Rejecting the MP’s remarks, France’s National Olympic Committee condemned the “unacceptable claims, unworthy of political debate in a democracy, which equate golfers and racists”.
In a statement, the committee said golfers “do not have to be exploited or stigmatised by political leaders lacking ideas”.
Pascal Grizot, president of the French Golf Federation, also protested against the comments.
“We were surprised – and let’s say it, quite shocked – to see that you assimilate golf players in categories of populations that you do not seem to hold in great esteem,” Mr Grizot said in an open letter.
“You seem to ignore the sociology of our sport, the practice of which continues to become popular and now brings together more than 600,000 players in France, of whom 446,000 are licensed with our federation.
“Golf was as widely played in France in 2023 as handball, basketball and even judo – acceptable disciplines which don’t seem to be the subject of the same denigration on your part.”
Accusing Ms Panot of “demagoguery,” Mr Grizot said: ‘It’s just a shame to want to divide the French once again.”
He added: “There are Right-wing golfers, Left-wing golfers and even France Unbowed golfers.

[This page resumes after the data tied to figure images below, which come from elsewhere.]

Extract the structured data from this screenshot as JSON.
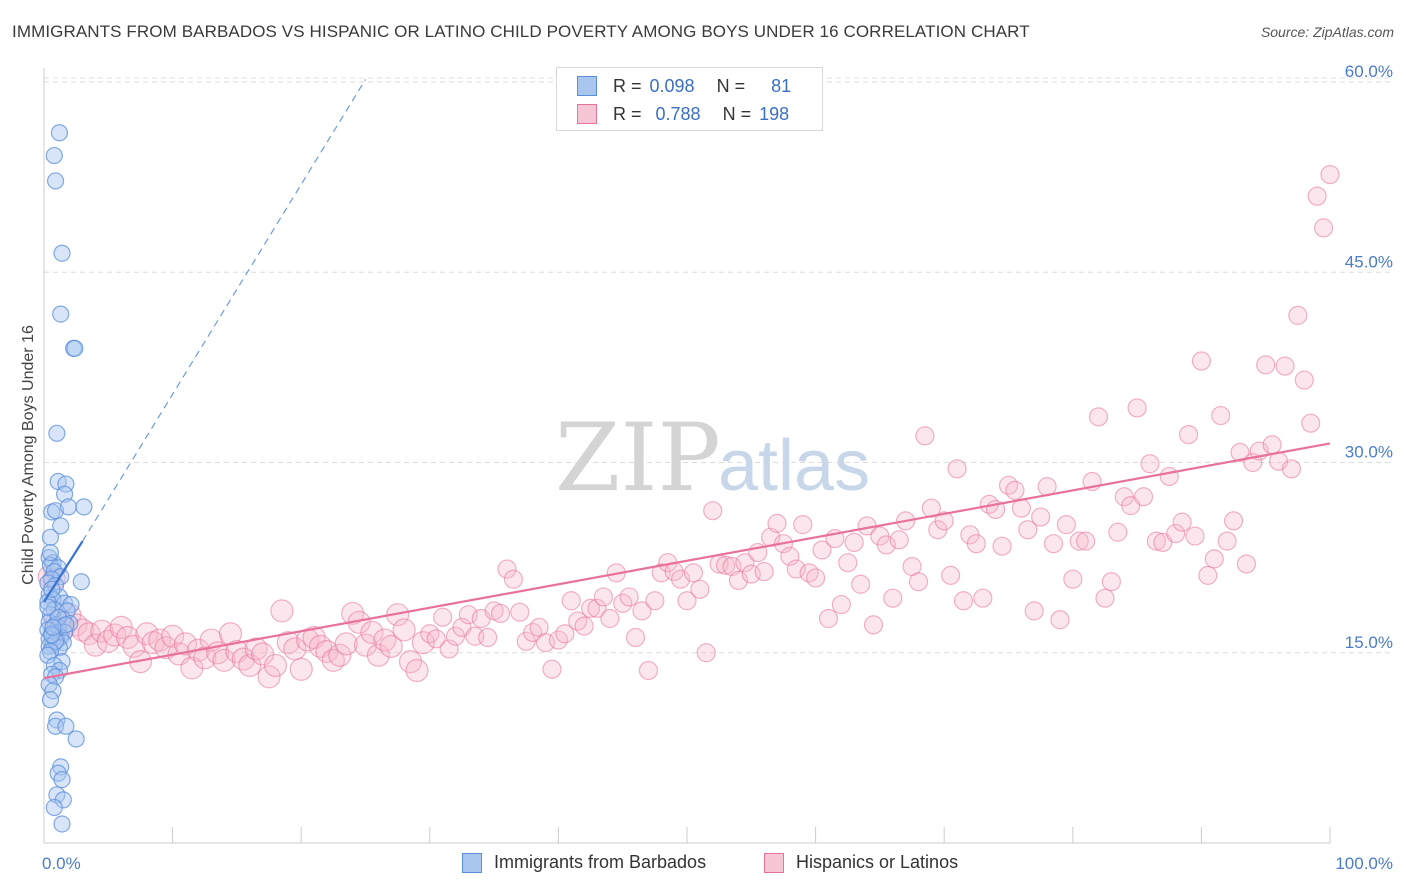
{
  "title": "IMMIGRANTS FROM BARBADOS VS HISPANIC OR LATINO CHILD POVERTY AMONG BOYS UNDER 16 CORRELATION CHART",
  "source": "Source: ZipAtlas.com",
  "watermark": {
    "zip": "ZIP",
    "atlas": "atlas"
  },
  "legend": {
    "rows": [
      {
        "r_label": "R =",
        "r_value": "0.098",
        "n_label": "N =",
        "n_value": "81"
      },
      {
        "r_label": "R =",
        "r_value": "0.788",
        "n_label": "N =",
        "n_value": "198"
      }
    ]
  },
  "bottom_legend": {
    "series_a": "Immigrants from Barbados",
    "series_b": "Hispanics or Latinos"
  },
  "colors": {
    "blue": "#5b8fdc",
    "blue_fill": "#a9c6ef",
    "pink": "#e8729a",
    "pink_fill": "#f5b8cb",
    "tick": "#4a7cc9"
  },
  "chart_data": {
    "type": "scatter",
    "title": "IMMIGRANTS FROM BARBADOS VS HISPANIC OR LATINO CHILD POVERTY AMONG BOYS UNDER 16 CORRELATION CHART",
    "xlabel": "",
    "ylabel": "Child Poverty Among Boys Under 16",
    "xlim": [
      0,
      100
    ],
    "ylim": [
      0,
      63
    ],
    "x_tick_labels": [
      "0.0%",
      "100.0%"
    ],
    "y_ticks": [
      15,
      30,
      45,
      60
    ],
    "y_tick_labels": [
      "15.0%",
      "30.0%",
      "45.0%",
      "60.0%"
    ],
    "grid": true,
    "series": [
      {
        "name": "Immigrants from Barbados",
        "R": 0.098,
        "N": 81,
        "trend": {
          "x0": 0.0,
          "y0": 19.0,
          "x1": 3.0,
          "y1": 23.8
        },
        "trend_extended": {
          "x0": 3.0,
          "y0": 23.8,
          "x1": 25.0,
          "y1": 60.2
        },
        "points": [
          [
            1.2,
            56.0
          ],
          [
            0.8,
            54.2
          ],
          [
            0.9,
            52.2
          ],
          [
            1.4,
            46.5
          ],
          [
            1.3,
            41.7
          ],
          [
            2.3,
            39.0
          ],
          [
            2.4,
            39.0
          ],
          [
            1.0,
            32.3
          ],
          [
            1.1,
            28.5
          ],
          [
            1.7,
            28.3
          ],
          [
            1.6,
            27.5
          ],
          [
            0.6,
            26.1
          ],
          [
            0.9,
            26.2
          ],
          [
            1.9,
            26.5
          ],
          [
            3.1,
            26.5
          ],
          [
            1.3,
            25.0
          ],
          [
            0.5,
            24.1
          ],
          [
            0.4,
            22.5
          ],
          [
            0.7,
            22.1
          ],
          [
            0.5,
            21.9
          ],
          [
            1.1,
            21.7
          ],
          [
            0.8,
            21.4
          ],
          [
            1.3,
            21.0
          ],
          [
            0.6,
            20.8
          ],
          [
            0.3,
            20.5
          ],
          [
            2.9,
            20.6
          ],
          [
            0.9,
            20.3
          ],
          [
            0.4,
            19.6
          ],
          [
            1.2,
            19.4
          ],
          [
            0.7,
            19.2
          ],
          [
            0.3,
            19.0
          ],
          [
            1.6,
            18.9
          ],
          [
            2.1,
            18.8
          ],
          [
            0.8,
            18.4
          ],
          [
            1.8,
            18.3
          ],
          [
            0.5,
            18.0
          ],
          [
            1.5,
            17.6
          ],
          [
            0.4,
            17.4
          ],
          [
            2.0,
            17.3
          ],
          [
            0.9,
            17.2
          ],
          [
            1.1,
            17.0
          ],
          [
            0.3,
            16.8
          ],
          [
            1.6,
            16.6
          ],
          [
            0.6,
            16.5
          ],
          [
            0.8,
            16.3
          ],
          [
            1.3,
            16.2
          ],
          [
            0.4,
            16.1
          ],
          [
            1.0,
            16.0
          ],
          [
            1.5,
            15.8
          ],
          [
            0.7,
            15.6
          ],
          [
            0.4,
            15.5
          ],
          [
            1.2,
            15.4
          ],
          [
            0.9,
            15.9
          ],
          [
            0.5,
            15.1
          ],
          [
            0.3,
            14.8
          ],
          [
            1.4,
            14.3
          ],
          [
            0.8,
            14.0
          ],
          [
            1.2,
            13.6
          ],
          [
            0.6,
            13.3
          ],
          [
            0.9,
            13.1
          ],
          [
            0.4,
            12.5
          ],
          [
            0.7,
            12.0
          ],
          [
            0.5,
            11.3
          ],
          [
            1.0,
            9.7
          ],
          [
            0.9,
            9.2
          ],
          [
            1.7,
            9.2
          ],
          [
            2.5,
            8.2
          ],
          [
            1.3,
            6.0
          ],
          [
            1.1,
            5.5
          ],
          [
            1.4,
            5.0
          ],
          [
            1.0,
            3.8
          ],
          [
            1.5,
            3.4
          ],
          [
            0.8,
            2.8
          ],
          [
            1.4,
            1.5
          ],
          [
            0.6,
            16.4
          ],
          [
            1.1,
            17.8
          ],
          [
            0.3,
            18.6
          ],
          [
            0.6,
            20.0
          ],
          [
            1.7,
            17.2
          ],
          [
            0.5,
            22.9
          ],
          [
            0.7,
            17.0
          ]
        ]
      },
      {
        "name": "Hispanics or Latinos",
        "R": 0.788,
        "N": 198,
        "trend": {
          "x0": 0.0,
          "y0": 13.0,
          "x1": 100.0,
          "y1": 31.5
        },
        "points": [
          [
            0.4,
            21.0
          ],
          [
            0.8,
            20.8
          ],
          [
            1.0,
            17.5
          ],
          [
            1.5,
            16.9
          ],
          [
            2.0,
            18.0
          ],
          [
            2.5,
            17.2
          ],
          [
            3.0,
            16.8
          ],
          [
            3.5,
            16.5
          ],
          [
            4.0,
            15.6
          ],
          [
            4.5,
            16.7
          ],
          [
            5.0,
            15.9
          ],
          [
            5.5,
            16.4
          ],
          [
            6.0,
            17.0
          ],
          [
            6.5,
            16.2
          ],
          [
            7.0,
            15.5
          ],
          [
            7.5,
            14.3
          ],
          [
            8.0,
            16.5
          ],
          [
            8.5,
            15.8
          ],
          [
            9.0,
            16.0
          ],
          [
            9.5,
            15.4
          ],
          [
            10.0,
            16.3
          ],
          [
            10.5,
            14.9
          ],
          [
            11.0,
            15.7
          ],
          [
            11.5,
            13.8
          ],
          [
            12.0,
            15.2
          ],
          [
            12.5,
            14.6
          ],
          [
            13.0,
            16.0
          ],
          [
            13.5,
            15.0
          ],
          [
            14.0,
            14.4
          ],
          [
            14.5,
            16.5
          ],
          [
            15.0,
            15.1
          ],
          [
            15.5,
            14.5
          ],
          [
            16.0,
            14.0
          ],
          [
            16.5,
            15.3
          ],
          [
            17.0,
            14.9
          ],
          [
            17.5,
            13.1
          ],
          [
            18.0,
            14.0
          ],
          [
            18.5,
            18.3
          ],
          [
            19.0,
            15.8
          ],
          [
            19.5,
            15.3
          ],
          [
            20.0,
            13.7
          ],
          [
            20.5,
            16.0
          ],
          [
            21.0,
            16.2
          ],
          [
            21.5,
            15.5
          ],
          [
            22.0,
            15.1
          ],
          [
            22.5,
            14.4
          ],
          [
            23.0,
            14.8
          ],
          [
            23.5,
            15.7
          ],
          [
            24.0,
            18.1
          ],
          [
            24.5,
            17.4
          ],
          [
            25.0,
            15.6
          ],
          [
            25.5,
            16.6
          ],
          [
            26.0,
            14.8
          ],
          [
            26.5,
            16.0
          ],
          [
            27.0,
            15.5
          ],
          [
            27.5,
            18.0
          ],
          [
            28.0,
            16.8
          ],
          [
            28.5,
            14.3
          ],
          [
            29.0,
            13.6
          ],
          [
            29.5,
            15.8
          ],
          [
            30.0,
            16.5
          ],
          [
            30.5,
            16.1
          ],
          [
            31.0,
            17.8
          ],
          [
            31.5,
            15.3
          ],
          [
            32.0,
            16.3
          ],
          [
            32.5,
            17.0
          ],
          [
            33.0,
            18.0
          ],
          [
            33.5,
            16.3
          ],
          [
            34.0,
            17.7
          ],
          [
            34.5,
            16.2
          ],
          [
            35.0,
            18.3
          ],
          [
            35.5,
            18.1
          ],
          [
            36.0,
            21.6
          ],
          [
            36.5,
            20.8
          ],
          [
            37.0,
            18.2
          ],
          [
            37.5,
            15.9
          ],
          [
            38.0,
            16.6
          ],
          [
            38.5,
            17.0
          ],
          [
            39.0,
            15.8
          ],
          [
            39.5,
            13.7
          ],
          [
            40.0,
            16.0
          ],
          [
            40.5,
            16.5
          ],
          [
            41.0,
            19.1
          ],
          [
            41.5,
            17.5
          ],
          [
            42.0,
            17.1
          ],
          [
            42.5,
            18.5
          ],
          [
            43.0,
            18.5
          ],
          [
            43.5,
            19.4
          ],
          [
            44.0,
            17.7
          ],
          [
            44.5,
            21.3
          ],
          [
            45.0,
            18.9
          ],
          [
            45.5,
            19.4
          ],
          [
            46.0,
            16.2
          ],
          [
            46.5,
            18.3
          ],
          [
            47.0,
            13.6
          ],
          [
            47.5,
            19.1
          ],
          [
            48.0,
            21.3
          ],
          [
            48.5,
            22.1
          ],
          [
            49.0,
            21.4
          ],
          [
            49.5,
            20.8
          ],
          [
            50.0,
            19.1
          ],
          [
            50.5,
            21.3
          ],
          [
            51.0,
            20.0
          ],
          [
            51.5,
            15.0
          ],
          [
            52.0,
            26.2
          ],
          [
            52.5,
            22.0
          ],
          [
            53.0,
            21.9
          ],
          [
            53.5,
            21.8
          ],
          [
            54.0,
            20.7
          ],
          [
            54.5,
            22.1
          ],
          [
            55.0,
            21.2
          ],
          [
            55.5,
            22.9
          ],
          [
            56.0,
            21.4
          ],
          [
            56.5,
            24.1
          ],
          [
            57.0,
            25.2
          ],
          [
            57.5,
            23.6
          ],
          [
            58.0,
            22.6
          ],
          [
            58.5,
            21.6
          ],
          [
            59.0,
            25.1
          ],
          [
            59.5,
            21.3
          ],
          [
            60.0,
            20.9
          ],
          [
            60.5,
            23.1
          ],
          [
            61.0,
            17.7
          ],
          [
            61.5,
            24.0
          ],
          [
            62.0,
            18.8
          ],
          [
            62.5,
            22.1
          ],
          [
            63.0,
            23.7
          ],
          [
            63.5,
            20.4
          ],
          [
            64.0,
            25.0
          ],
          [
            64.5,
            17.2
          ],
          [
            65.0,
            24.2
          ],
          [
            65.5,
            23.5
          ],
          [
            66.0,
            19.3
          ],
          [
            66.5,
            23.9
          ],
          [
            67.0,
            25.4
          ],
          [
            67.5,
            21.8
          ],
          [
            68.0,
            20.6
          ],
          [
            68.5,
            32.1
          ],
          [
            69.0,
            26.4
          ],
          [
            69.5,
            24.7
          ],
          [
            70.0,
            25.4
          ],
          [
            70.5,
            21.1
          ],
          [
            71.0,
            29.5
          ],
          [
            71.5,
            19.1
          ],
          [
            72.0,
            24.3
          ],
          [
            72.5,
            23.6
          ],
          [
            73.0,
            19.3
          ],
          [
            73.5,
            26.7
          ],
          [
            74.0,
            26.3
          ],
          [
            74.5,
            23.4
          ],
          [
            75.0,
            28.2
          ],
          [
            75.5,
            27.8
          ],
          [
            76.0,
            26.4
          ],
          [
            76.5,
            24.7
          ],
          [
            77.0,
            18.3
          ],
          [
            77.5,
            25.7
          ],
          [
            78.0,
            28.1
          ],
          [
            78.5,
            23.6
          ],
          [
            79.0,
            17.6
          ],
          [
            79.5,
            25.1
          ],
          [
            80.0,
            20.8
          ],
          [
            80.5,
            23.8
          ],
          [
            81.0,
            23.8
          ],
          [
            81.5,
            28.5
          ],
          [
            82.0,
            33.6
          ],
          [
            82.5,
            19.3
          ],
          [
            83.0,
            20.6
          ],
          [
            83.5,
            24.5
          ],
          [
            84.0,
            27.3
          ],
          [
            84.5,
            26.6
          ],
          [
            85.0,
            34.3
          ],
          [
            85.5,
            27.3
          ],
          [
            86.0,
            29.9
          ],
          [
            86.5,
            23.8
          ],
          [
            87.0,
            23.7
          ],
          [
            87.5,
            28.9
          ],
          [
            88.0,
            24.4
          ],
          [
            88.5,
            25.3
          ],
          [
            89.0,
            32.2
          ],
          [
            89.5,
            24.2
          ],
          [
            90.0,
            38.0
          ],
          [
            90.5,
            21.1
          ],
          [
            91.0,
            22.4
          ],
          [
            91.5,
            33.7
          ],
          [
            92.0,
            23.8
          ],
          [
            92.5,
            25.4
          ],
          [
            93.0,
            30.8
          ],
          [
            93.5,
            22.0
          ],
          [
            94.0,
            30.0
          ],
          [
            94.5,
            30.9
          ],
          [
            95.0,
            37.7
          ],
          [
            95.5,
            31.4
          ],
          [
            96.0,
            30.1
          ],
          [
            96.5,
            37.6
          ],
          [
            97.0,
            29.5
          ],
          [
            97.5,
            41.6
          ],
          [
            98.0,
            36.5
          ],
          [
            98.5,
            33.1
          ],
          [
            99.0,
            51.0
          ],
          [
            99.5,
            48.5
          ],
          [
            100.0,
            52.7
          ]
        ]
      }
    ]
  }
}
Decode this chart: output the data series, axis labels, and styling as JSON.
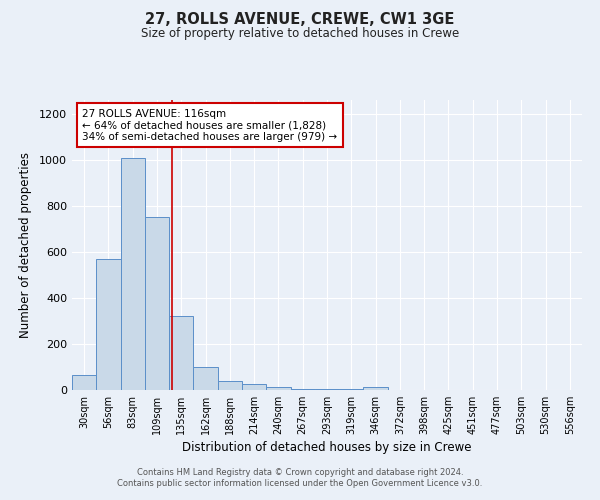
{
  "title_line1": "27, ROLLS AVENUE, CREWE, CW1 3GE",
  "title_line2": "Size of property relative to detached houses in Crewe",
  "xlabel": "Distribution of detached houses by size in Crewe",
  "ylabel": "Number of detached properties",
  "footnote": "Contains HM Land Registry data © Crown copyright and database right 2024.\nContains public sector information licensed under the Open Government Licence v3.0.",
  "categories": [
    "30sqm",
    "56sqm",
    "83sqm",
    "109sqm",
    "135sqm",
    "162sqm",
    "188sqm",
    "214sqm",
    "240sqm",
    "267sqm",
    "293sqm",
    "319sqm",
    "346sqm",
    "372sqm",
    "398sqm",
    "425sqm",
    "451sqm",
    "477sqm",
    "503sqm",
    "530sqm",
    "556sqm"
  ],
  "values": [
    65,
    570,
    1010,
    750,
    320,
    100,
    40,
    25,
    12,
    5,
    5,
    5,
    15,
    0,
    0,
    0,
    0,
    0,
    0,
    0,
    0
  ],
  "bar_color": "#c9d9e8",
  "bar_edge_color": "#5b8fc9",
  "background_color": "#eaf0f8",
  "grid_color": "#ffffff",
  "annotation_text": "27 ROLLS AVENUE: 116sqm\n← 64% of detached houses are smaller (1,828)\n34% of semi-detached houses are larger (979) →",
  "annotation_box_color": "#ffffff",
  "annotation_box_edge": "#cc0000",
  "red_line_x": 3.62,
  "ylim": [
    0,
    1260
  ],
  "yticks": [
    0,
    200,
    400,
    600,
    800,
    1000,
    1200
  ]
}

“I’ve received messages from people saying, ‘I vote France Unbowed but perhaps, after Mathilde Panot’s claims, I will change my mind’.”
Matthieu Pavon, a 31-year-old golf pro from Toulouse, in January became the first Frenchman to win a tournament on the PGA Tour in America.
Last year, Céline Boutier, 30 and from greater Paris, won her first Grand Slam and was declared European Number One.
Both players are from relatively modest backgrounds, which is typical of those who take up golf in France, according to the Federation.
Golf will be one of the key sports when France hosts the Olympics and Paralympics this summer.